Pandas is the Python Data Analysis Library. It’s an open source library providing high-performance, easy-to-use data structures and data analysis tools for the Python programming language. In brief, it is made to aggregate and denormalize data in a very fast way:
What problems does it solve?
First, let’s review the challenges in the context of our analytics functionality:
- Aggregate and render millions of data in a very fast way;
- Do not overload our databases
As we need to update the data once a day, Pandas perfectly meets our problems. Indeed, it allows us to import data from a CSV file, so we only have to export the data of our databases in CSV file and let Pandas aggregate and denormalize them. Then, we just need to retrieve the Pandas data in the LMS and render them in our dashboards.
By treating our data with an external tool, we avoid database overloading and their aggregation makes them much more faster to retrieve.
How do we use it?
In our case, we want to aggregate daily data such as the number of connexions or the number of completed trainings for a given day.
So every day, in the middle of the night, we export the needed data from our database in a CSV file that we upload in an Amazon S3 bucket. Our Dataviz Pandas consumes the CSV file to aggregate and denormalize the data.
Once it is done, thanks to the REST API provided by the Dataviz, we can directly retrieve the Pandas data from our Learning Suite and display them. The following schema describes how it works:
This is how it works in a very simple way.

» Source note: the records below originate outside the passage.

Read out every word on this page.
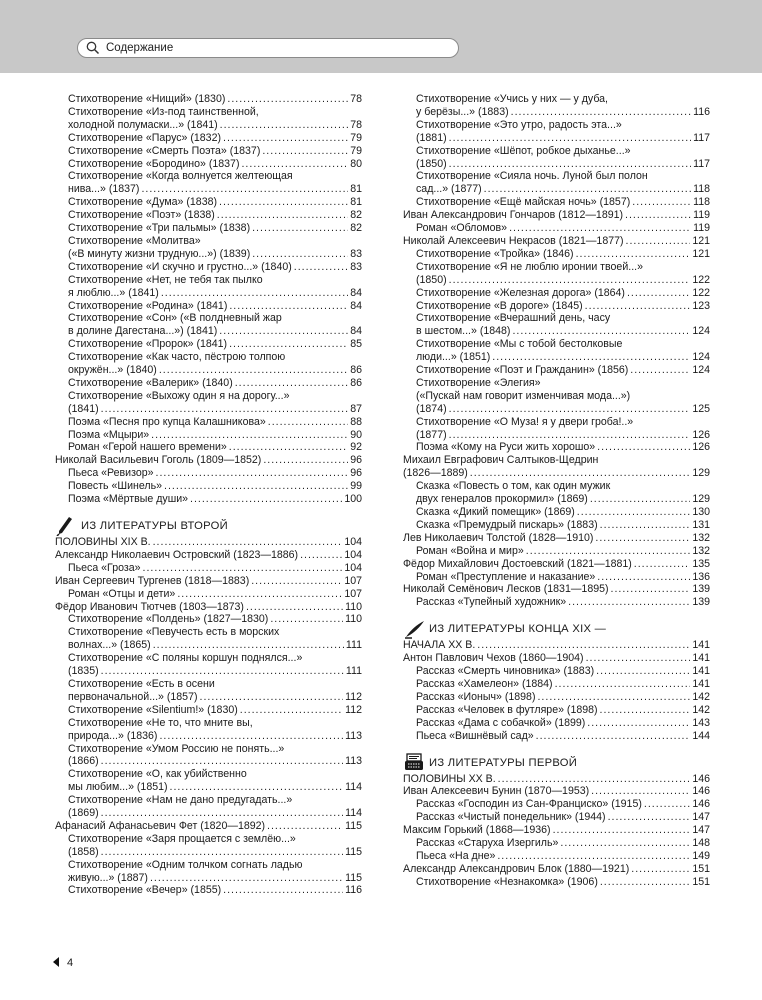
Содержание
Стихотворение «Нищий» (1830) .....	78
Стихотворение «Из-под таинственной,
холодной полумаски...» (1841) .....	78
Стихотворение «Парус» (1832) .....	79
Стихотворение «Смерть Поэта» (1837) .....	79
Стихотворение «Бородино» (1837) .....	80
Стихотворение «Когда волнуется желтеющая
нива...» (1837) .....	81
Стихотворение «Дума» (1838) .....	81
Стихотворение «Поэт» (1838) .....	82
Стихотворение «Три пальмы» (1838) .....	82
Стихотворение «Молитва»
(«В минуту жизни трудную...») (1839) .....	83
Стихотворение «И скучно и грустно...» (1840) .....	83
Стихотворение «Нет, не тебя так пылко
я люблю...» (1841) .....	84
Стихотворение «Родина» (1841) .....	84
Стихотворение «Сон» («В полдневный жар
в долине Дагестана...») (1841) .....	84
Стихотворение «Пророк» (1841) .....	85
Стихотворение «Как часто, пёстрою толпою
окружён...» (1840) .....	86
Стихотворение «Валерик» (1840) .....	86
Стихотворение «Выхожу один я на дорогу...»
(1841) .....	87
Поэма «Песня про купца Калашникова» .....	88
Поэма «Мцыри» .....	90
Роман «Герой нашего времени» .....	92
Николай Васильевич Гоголь (1809—1852) .....	96
Пьеса «Ревизор» .....	96
Повесть «Шинель» .....	99
Поэма «Мёртвые души» .....	100
ИЗ ЛИТЕРАТУРЫ ВТОРОЙ
ПОЛОВИНЫ XIX В. .....	104
Александр Николаевич Островский (1823—1886) .....	104
Пьеса «Гроза» .....	104
Иван Сергеевич Тургенев (1818—1883) .....	107
Роман «Отцы и дети» .....	107
Фёдор Иванович Тютчев (1803—1873) .....	110
Стихотворение «Полдень» (1827—1830) .....	110
Стихотворение «Певучесть есть в морских
волнах...» (1865) .....	111
Стихотворение «С поляны коршун поднялся...»
(1835) .....	111
Стихотворение «Есть в осени
первоначальной...» (1857) .....	112
Стихотворение «Silentium!» (1830) .....	112
Стихотворение «Не то, что мните вы,
природа...» (1836) .....	113
Стихотворение «Умом Россию не понять...»
(1866) .....	113
Стихотворение «О, как убийственно
мы любим...» (1851) .....	114
Стихотворение «Нам не дано предугадать...»
(1869) .....	114
Афанасий Афанасьевич Фет (1820—1892) .....	115
Стихотворение «Заря прощается с землёю...»
(1858) .....	115
Стихотворение «Одним толчком согнать ладью
живую...» (1887) .....	115
Стихотворение «Вечер» (1855) .....	116
Стихотворение «Учись у них — у дуба,
у берёзы...» (1883) .....	116
Стихотворение «Это утро, радость эта...»
(1881) .....	117
Стихотворение «Шёпот, робкое дыханье...»
(1850) .....	117
Стихотворение «Сияла ночь. Луной был полон
сад...» (1877) .....	118
Стихотворение «Ещё майская ночь» (1857) .....	118
Иван Александрович Гончаров (1812—1891) .....	119
Роман «Обломов» .....	119
Николай Алексеевич Некрасов (1821—1877) .....	121
Стихотворение «Тройка» (1846) .....	121
Стихотворение «Я не люблю иронии твоей...»
(1850) .....	122
Стихотворение «Железная дорога» (1864) .....	122
Стихотворение «В дороге» (1845) .....	123
Стихотворение «Вчерашний день, часу
в шестом...» (1848) .....	124
Стихотворение «Мы с тобой бестолковые
люди...» (1851) .....	124
Стихотворение «Поэт и Гражданин» (1856) .....	124
Стихотворение «Элегия»
(«Пускай нам говорит изменчивая мода...»)
(1874) .....	125
Стихотворение «О Муза! я у двери гроба!..»
(1877) .....	126
Поэма «Кому на Руси жить хорошо» .....	126
Михаил Евграфович Салтыков-Щедрин
(1826—1889) .....	129
Сказка «Повесть о том, как один мужик
двух генералов прокормил» (1869) .....	129
Сказка «Дикий помещик» (1869) .....	130
Сказка «Премудрый пискарь» (1883) .....	131
Лев Николаевич Толстой (1828—1910) .....	132
Роман «Война и мир» .....	132
Фёдор Михайлович Достоевский (1821—1881) .....	135
Роман «Преступление и наказание» .....	136
Николай Семёнович Лесков (1831—1895) .....	139
Рассказ «Тупейный художник» .....	139
ИЗ ЛИТЕРАТУРЫ КОНЦА XIX —
НАЧАЛА XX В. .....	141
Антон Павлович Чехов (1860—1904) .....	141
Рассказ «Смерть чиновника» (1883) .....	141
Рассказ «Хамелеон» (1884) .....	141
Рассказ «Ионыч» (1898) .....	142
Рассказ «Человек в футляре» (1898) .....	142
Рассказ «Дама с собачкой» (1899) .....	143
Пьеса «Вишнёвый сад» .....	144
ИЗ ЛИТЕРАТУРЫ ПЕРВОЙ
ПОЛОВИНЫ XX В. .....	146
Иван Алексеевич Бунин (1870—1953) .....	146
Рассказ «Господин из Сан-Франциско» (1915) .....	146
Рассказ «Чистый понедельник» (1944) .....	147
Максим Горький (1868—1936) .....	147
Рассказ «Старуха Изергиль» .....	148
Пьеса «На дне» .....	149
Александр Александрович Блок (1880—1921) .....	151
Стихотворение «Незнакомка» (1906) .....	151
4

In practice, we added a Varnish cash system between our Learning Suite and the Dataviz Pandas to reduce the data retrieving.
As you can see in the schema bellow, the only thing that change is that we make a purge request to the Varnish cache each time we upload a new CSV file in the Amazon bucket:
To be short, by aggregating a large amount of data and by making their reading fast, Pandas matches our expectations in the context of an analytics functionality that displays a lot a dashboards.